Fair warning: This is the part folks often find challenging. There are several ways to complete the loop of the binding so that it becomes one continuous piece all the way around the quilt. Straight joins are simpler but more bulky, and bias joins are more sleek but a little tricker. I’m going to show you a little short cut I just learned that is perfect if you’re getting started or if you’re just not a fan of wrestling with binding (that would be me! ha!).

If you followed along, you should have about 10 inches along one side of the quilt (you don’t want to be doing this right up against a corner; make sure you have a little room to work) that is not bound and two “tails” of binding that are more than enough to close the gap.

Lay the side of the quilt yet to have binding flat on a table. Lay the two tails on top of each other so that they overlap. Trim them so that they overlap by about 5 inches. This leaves a little extra to work with but gets rid of some of the extra floppiness. Take one end, unfold the binding, then refold the corner at an angle as shown. Slide the other end of the binding inside the fold of the first. Smooth the bindings out so there is no extra slack or anything— we want the binding to fit perfectly on the edge of the quilt. If there is extra overlap, you can trim the second binding end— just make sure that it fully overlaps with the angle of the fold of the first. “Sandwich” the second end in the fold of the first like a hot dog, smooth again, then pin to the quilt to hold it secure for stitching.

Stitch the remainder of the binding down, beginning and ending with backstitching to secure your stitches.

Wrap and finish

Before stitching the binding to the other side of the quilt, use your iron to gently press it away from the side you stitched the binding to. This creates a nice sharp crease where the binding folds back, but it also helps prevent you from over wrapping your binding as you flip it around.

After pressing, use your thumb to flip the biding all the way around to the other side. You want it to wrap closely against the edge of the quilt, but not tug on and distort the first side. Ideally, the folded edge of your binding will fall just beyond the stitching line made from sewing it to the first side. Begin sewing part of the way down one side 1/16-1/8 inch in from the edge of the binding, using a back stitch to secure your stitches.

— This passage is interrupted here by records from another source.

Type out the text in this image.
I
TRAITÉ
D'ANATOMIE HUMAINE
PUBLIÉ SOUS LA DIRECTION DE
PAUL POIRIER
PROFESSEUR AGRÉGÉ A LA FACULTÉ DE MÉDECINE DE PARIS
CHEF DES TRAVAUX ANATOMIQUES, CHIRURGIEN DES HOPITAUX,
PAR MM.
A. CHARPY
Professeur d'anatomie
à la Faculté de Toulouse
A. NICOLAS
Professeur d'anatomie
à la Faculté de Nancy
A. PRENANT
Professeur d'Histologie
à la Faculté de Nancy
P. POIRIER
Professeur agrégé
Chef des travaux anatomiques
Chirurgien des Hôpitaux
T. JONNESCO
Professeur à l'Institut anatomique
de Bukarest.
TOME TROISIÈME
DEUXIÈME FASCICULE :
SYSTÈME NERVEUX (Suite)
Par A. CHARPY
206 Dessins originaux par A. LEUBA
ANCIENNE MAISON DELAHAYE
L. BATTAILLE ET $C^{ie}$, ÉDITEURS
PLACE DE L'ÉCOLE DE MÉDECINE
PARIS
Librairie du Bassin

As you approach a corner, pause and complete the mitered fold. First, flip the bottom binding up securely against the next side of the quilt. Then, fold over the binding of the side where you are sewing, enveloping the first edge and creating a neat miter. Hold securely, and continue stitching binding down until you just catch both inside corners of the miter. Stop sewing with your needle down, raise you presser foot, and turn the quilt 90 degrees. Continuing to fold over the binding as you sew, resume stitching, pausing to fold each corner as you come to it. When you have sewn all the way around the quilt, finish with a few more back stitches.

Final Tips

If you, like me, don’t find binding to be the most enjoyable part of the process (I am usually D for DONE by the time I get to this step), it’s tempting to rush to get it over with. Don’t. (preaching to the choir here). Slowing down and doing my best to enjoy the process makes SUCH a difference in the final product. Nice straight lines of stitching make a big visual difference with binding, so take your time and do it well.

Throughout this tutorial, I was working with a 2 1/4 inch binding that was stitched to the front and flipped to the back. Here is an example of 2 1/2 inch binding that was flipped to the front. and topstitched. You’ll see that an extra quarter inch really does make a much wider binding. The topstitching on this quilt turned out exceptionally well, and the straight line of stitches I would have had from flipping to the back would have interrupted the look of the quilting, so I’m really pleased with how this binding turned out.